PI Original Micah Maidenberg Friday November 5th, 2010, 3:06pm

CTU: An Educator, Not An Executive, Needed Atop CPS

CPS chief Ron Huberman is leaving. So is Chicago Mayor Richard Daley. A new administration is aggressively positioning the teachers' union. What does it all mean for the next leader of the nation's third-largest school district?

The past few leaders of Chicago Public Schools have not been called superintendent nor director nor president -- they've been called chief executive officer. It's a title that suggests a particular kind of approach to operating the nation's third-largest school district and one that signals to the city's business elite that their ideas for school reform will get a hearing.

And get a hearing those ideas have. The Commercial Club of Chicago's Civic Committee helped set the framework (PDF) in 2003 for Mayor Richard Daley's Renaissance 2010 program, an attempt to restructure CPS by shuttering low-performing schools and replacing them with charter schools or giving them over to be run by outside operators. Business groups and foundations followed up by investing millions to support Renaissance 2010 institutions. While the school closing process has often been wrenching for communities that see schools on the close-list as local anchors, the effort has yet to produce the kind of whole-cloth changes its most ardent advocates have foreseen.

Three studies released in the summer of 2009 illustrate the point. An examination of charter schools in Illinois (not just in Chicago) undertaken as part of a major national study found they produced decidedly mixed results (PDF) for students. The Consortium on Chicago School Research found (PDF) Renaissance 2010 high schools improved academic cultures and attendance but saw less in the way of increased student achievement. And The Commercial Club's Civic Committee's own "Still Left Behind" (PDF) report showed that dropout rates at CPS remained high, students were left unprepared, and gains on standardized testing results were mainly the result of changes to the tests themselves. The Civic Committee's document was particularly scathing, given that it came from an organization that has gotten much of what it wanted from CPS's chief executives and Mayor Daley. The report, unsurprisingly, recommended more charters and contract schools as a solution.

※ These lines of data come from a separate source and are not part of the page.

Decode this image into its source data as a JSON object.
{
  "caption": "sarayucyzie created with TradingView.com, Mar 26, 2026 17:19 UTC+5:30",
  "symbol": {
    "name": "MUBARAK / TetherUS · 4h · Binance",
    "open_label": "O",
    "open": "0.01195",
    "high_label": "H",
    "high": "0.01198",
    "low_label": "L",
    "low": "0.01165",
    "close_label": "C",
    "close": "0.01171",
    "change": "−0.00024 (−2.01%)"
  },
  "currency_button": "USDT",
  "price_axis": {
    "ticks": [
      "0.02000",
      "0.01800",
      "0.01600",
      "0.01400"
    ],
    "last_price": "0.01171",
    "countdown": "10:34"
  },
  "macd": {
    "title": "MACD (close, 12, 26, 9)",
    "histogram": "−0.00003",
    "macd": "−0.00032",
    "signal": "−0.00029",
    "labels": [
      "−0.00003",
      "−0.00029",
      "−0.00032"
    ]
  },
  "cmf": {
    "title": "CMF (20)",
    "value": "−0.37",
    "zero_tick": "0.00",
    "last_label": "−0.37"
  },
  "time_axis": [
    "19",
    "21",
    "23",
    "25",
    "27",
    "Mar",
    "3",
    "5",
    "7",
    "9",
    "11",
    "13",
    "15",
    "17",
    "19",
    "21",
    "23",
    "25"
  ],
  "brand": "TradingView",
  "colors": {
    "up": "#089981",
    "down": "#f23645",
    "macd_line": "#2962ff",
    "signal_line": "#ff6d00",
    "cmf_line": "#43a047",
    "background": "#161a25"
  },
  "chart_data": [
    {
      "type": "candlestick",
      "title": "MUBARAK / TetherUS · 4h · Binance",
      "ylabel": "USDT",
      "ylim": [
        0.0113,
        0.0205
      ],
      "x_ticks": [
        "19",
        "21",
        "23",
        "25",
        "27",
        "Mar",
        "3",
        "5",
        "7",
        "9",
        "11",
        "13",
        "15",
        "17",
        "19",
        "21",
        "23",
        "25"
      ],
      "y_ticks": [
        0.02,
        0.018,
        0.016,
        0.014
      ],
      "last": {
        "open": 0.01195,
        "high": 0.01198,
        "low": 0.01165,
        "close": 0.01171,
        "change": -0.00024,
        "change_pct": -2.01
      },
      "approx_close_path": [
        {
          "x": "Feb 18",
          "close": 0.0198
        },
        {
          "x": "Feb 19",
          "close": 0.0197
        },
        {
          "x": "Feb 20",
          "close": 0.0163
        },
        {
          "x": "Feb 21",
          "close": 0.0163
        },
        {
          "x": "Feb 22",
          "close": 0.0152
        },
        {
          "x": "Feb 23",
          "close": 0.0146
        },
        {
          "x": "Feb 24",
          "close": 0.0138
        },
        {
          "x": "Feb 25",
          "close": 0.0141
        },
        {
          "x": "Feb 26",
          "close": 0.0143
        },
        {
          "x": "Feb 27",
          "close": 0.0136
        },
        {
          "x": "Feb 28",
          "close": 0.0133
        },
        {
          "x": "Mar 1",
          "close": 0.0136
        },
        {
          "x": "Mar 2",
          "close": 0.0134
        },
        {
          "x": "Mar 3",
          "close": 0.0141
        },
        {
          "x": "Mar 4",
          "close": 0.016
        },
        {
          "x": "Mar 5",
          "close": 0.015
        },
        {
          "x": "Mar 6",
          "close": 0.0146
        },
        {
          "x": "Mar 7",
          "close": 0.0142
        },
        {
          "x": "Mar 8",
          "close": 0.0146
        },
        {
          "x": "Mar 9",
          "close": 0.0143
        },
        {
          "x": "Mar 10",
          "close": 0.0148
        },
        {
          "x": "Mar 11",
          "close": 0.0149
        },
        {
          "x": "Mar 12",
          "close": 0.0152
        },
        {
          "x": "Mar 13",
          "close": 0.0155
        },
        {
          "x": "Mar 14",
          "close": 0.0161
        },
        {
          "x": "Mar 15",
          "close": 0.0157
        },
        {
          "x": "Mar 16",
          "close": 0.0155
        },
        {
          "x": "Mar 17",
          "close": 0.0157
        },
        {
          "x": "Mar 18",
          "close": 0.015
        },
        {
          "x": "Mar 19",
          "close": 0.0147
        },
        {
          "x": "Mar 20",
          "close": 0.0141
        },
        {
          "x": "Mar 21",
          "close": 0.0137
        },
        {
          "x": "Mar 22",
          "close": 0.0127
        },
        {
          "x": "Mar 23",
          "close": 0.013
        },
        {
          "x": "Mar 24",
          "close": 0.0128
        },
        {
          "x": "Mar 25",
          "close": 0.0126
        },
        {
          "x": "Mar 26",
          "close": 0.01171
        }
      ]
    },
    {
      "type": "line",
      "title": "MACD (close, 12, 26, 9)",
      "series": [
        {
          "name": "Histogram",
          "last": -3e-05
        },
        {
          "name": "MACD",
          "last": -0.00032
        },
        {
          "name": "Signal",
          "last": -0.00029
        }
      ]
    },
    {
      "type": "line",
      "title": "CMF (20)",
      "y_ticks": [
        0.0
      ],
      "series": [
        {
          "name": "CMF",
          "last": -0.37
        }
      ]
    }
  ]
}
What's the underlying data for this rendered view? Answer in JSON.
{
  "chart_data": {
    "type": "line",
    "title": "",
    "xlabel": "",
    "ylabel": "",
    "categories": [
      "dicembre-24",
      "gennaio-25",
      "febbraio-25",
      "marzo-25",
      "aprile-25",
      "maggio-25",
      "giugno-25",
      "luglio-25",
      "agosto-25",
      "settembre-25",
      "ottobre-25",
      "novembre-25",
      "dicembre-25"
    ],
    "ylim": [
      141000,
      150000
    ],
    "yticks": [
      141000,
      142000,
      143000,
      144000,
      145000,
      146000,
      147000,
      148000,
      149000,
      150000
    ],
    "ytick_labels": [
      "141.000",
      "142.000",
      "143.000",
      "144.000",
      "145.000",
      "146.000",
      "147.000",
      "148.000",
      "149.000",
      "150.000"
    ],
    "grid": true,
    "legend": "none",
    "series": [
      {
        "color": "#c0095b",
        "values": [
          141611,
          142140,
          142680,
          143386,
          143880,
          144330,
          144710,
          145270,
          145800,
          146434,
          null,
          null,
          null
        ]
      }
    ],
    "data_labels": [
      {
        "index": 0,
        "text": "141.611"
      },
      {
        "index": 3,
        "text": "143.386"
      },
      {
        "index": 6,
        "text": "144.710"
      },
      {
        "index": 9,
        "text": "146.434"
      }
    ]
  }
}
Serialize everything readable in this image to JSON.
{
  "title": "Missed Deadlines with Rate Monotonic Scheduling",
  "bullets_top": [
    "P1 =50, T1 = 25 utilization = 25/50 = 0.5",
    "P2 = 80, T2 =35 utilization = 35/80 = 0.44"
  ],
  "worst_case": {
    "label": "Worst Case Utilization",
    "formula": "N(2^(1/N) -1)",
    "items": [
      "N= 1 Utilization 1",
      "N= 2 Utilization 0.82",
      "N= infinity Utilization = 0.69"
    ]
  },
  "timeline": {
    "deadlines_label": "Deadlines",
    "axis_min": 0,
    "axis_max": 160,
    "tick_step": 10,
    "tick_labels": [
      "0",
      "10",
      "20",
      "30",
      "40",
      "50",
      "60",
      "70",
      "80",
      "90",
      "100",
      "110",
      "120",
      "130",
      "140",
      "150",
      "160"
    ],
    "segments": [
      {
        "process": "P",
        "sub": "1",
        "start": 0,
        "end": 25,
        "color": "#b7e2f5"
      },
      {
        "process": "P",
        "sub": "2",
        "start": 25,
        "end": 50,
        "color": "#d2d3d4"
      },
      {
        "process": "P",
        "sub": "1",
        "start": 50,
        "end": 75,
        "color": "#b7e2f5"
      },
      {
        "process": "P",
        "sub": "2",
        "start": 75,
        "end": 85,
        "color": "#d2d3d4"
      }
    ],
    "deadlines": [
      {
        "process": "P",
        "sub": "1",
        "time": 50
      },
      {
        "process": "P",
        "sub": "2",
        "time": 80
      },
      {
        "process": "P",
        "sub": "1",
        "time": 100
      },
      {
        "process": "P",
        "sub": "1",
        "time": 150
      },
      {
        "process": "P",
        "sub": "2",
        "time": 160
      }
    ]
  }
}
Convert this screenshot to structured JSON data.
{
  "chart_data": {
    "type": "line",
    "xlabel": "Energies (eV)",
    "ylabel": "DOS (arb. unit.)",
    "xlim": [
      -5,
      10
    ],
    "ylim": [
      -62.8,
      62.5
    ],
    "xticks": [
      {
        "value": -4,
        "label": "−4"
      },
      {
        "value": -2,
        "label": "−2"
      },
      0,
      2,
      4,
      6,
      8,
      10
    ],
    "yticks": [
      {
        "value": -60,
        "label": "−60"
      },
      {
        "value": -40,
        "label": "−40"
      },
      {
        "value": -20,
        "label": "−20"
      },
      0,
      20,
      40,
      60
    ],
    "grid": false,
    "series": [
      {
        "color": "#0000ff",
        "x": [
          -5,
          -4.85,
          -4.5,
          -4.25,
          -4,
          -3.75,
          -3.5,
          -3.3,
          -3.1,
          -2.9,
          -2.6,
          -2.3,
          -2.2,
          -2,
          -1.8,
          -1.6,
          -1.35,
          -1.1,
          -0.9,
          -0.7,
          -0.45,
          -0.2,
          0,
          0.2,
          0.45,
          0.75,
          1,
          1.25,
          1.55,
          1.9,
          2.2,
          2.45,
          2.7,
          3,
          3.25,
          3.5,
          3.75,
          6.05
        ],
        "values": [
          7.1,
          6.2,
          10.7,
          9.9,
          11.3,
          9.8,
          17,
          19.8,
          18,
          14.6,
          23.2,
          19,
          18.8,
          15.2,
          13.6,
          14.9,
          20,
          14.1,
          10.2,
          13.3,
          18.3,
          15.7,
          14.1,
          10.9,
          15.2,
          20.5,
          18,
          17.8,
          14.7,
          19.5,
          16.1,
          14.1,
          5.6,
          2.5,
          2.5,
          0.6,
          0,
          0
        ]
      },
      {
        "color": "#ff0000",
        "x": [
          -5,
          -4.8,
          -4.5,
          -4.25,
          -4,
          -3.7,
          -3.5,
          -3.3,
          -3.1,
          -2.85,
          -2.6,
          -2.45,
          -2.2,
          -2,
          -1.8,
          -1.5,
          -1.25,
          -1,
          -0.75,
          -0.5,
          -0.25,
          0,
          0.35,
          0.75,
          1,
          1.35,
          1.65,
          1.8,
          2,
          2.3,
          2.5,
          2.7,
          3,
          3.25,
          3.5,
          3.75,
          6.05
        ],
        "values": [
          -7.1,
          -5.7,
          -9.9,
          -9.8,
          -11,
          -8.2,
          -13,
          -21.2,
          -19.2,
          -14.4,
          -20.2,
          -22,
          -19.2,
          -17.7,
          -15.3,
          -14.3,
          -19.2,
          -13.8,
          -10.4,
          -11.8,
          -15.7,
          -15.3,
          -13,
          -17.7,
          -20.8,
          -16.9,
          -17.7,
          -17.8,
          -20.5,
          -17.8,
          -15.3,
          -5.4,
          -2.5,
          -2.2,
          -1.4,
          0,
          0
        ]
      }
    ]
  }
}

With this recent history hovering in the background, school reform at CPS appears to be at a crossroads.

Consider: CPS's current chief, Ron Huberman, is leaving his post at the end of the month. Mayor Daley's tenure at City Hall ends next spring. And CPS's rank-and-file instructors empowered a new administration at the Chicago Teachers Union that is aggressively entering the local educational and political fray.

CTU, led by President Karen Lewis, a former chemistry teacher, has fought layoffs on the streets and in federal court. Lewis demanded that tax increment financing dollars held by the City of Chicago flow back to CPS to support education. CTU has reached out to community allies, backing the parents who occupied the Whittier Elementary field house and calling for a "Marshall Plan" to invigorate neighborhood schools. Lewis has said she'll fight the expansion of charters and standardized testing.

Another piece of the alternative platform CTU seems to be articulating came out yesterday at a press conference in City Hall. Lewis -- joined by allies from groups like the Raise Your Hand Coalition, Action Now, the Kenwood-Oakland Community Organization, and others -- demanded the next leader of CPS have an educational background. She called for forming a "true blue-ribbon panel" that would oversee a search to find someone "who knows something about learning." Here's a clip from the press conference:

Later, other advocates demanded a leader who will not see children as data nor will be chosen to satisfy the members of Chicago's executives:

Asked about finding an educator for CPS later yesterday, Daley shot down the idea. He said he'll find someone to takeover CPS quickly -- and that someone will have a business background. "The CEO is always more of a business person," the Tribune reported Daley as saying. "Then you have a CEO for operations and a CEO for education. We put that together."

One of the possible implications of appointing an educator to lead CPS is she or he may prove more skeptical to the Renaissance 2010-style reforms that have restructured CPS over the last few years. (That, of course, depends on who the educator is.) At very least, the call yesterday for an educator leading a school district hints at unease with the direction of Chicago school reform.

Though Daley will make the pick for CPS before he leaves office, this key personnel decision and broader education issue will ultimately fall to the city's next mayor. Expect CPS and its direction to be a banner issue in the mayoral campaign. Rahm Emanuel has already talked about mimicking the federal "Race to the Top" program here. Another candidate, Gery Chico, was once head of the Board of Education for Daley. State Sen. James Meeks, meanwhile, has fought for equitable school funding during his time in the General Assembly and pushed for a voucher program, the latter putting him at loggerheads with teachers unions.

With their call for an educator atop CPS yesterday, CTU continues to promote a different vision for the more than 400,000 student-strong public school system in Chicago. There no doubt that CPS must be reformed and improved, but how it makes those changes -- and whether a chief executive officer or schools' superintendent is the one leading it -- is a story yet to be told. Especially in this moment, when so much is up in the air.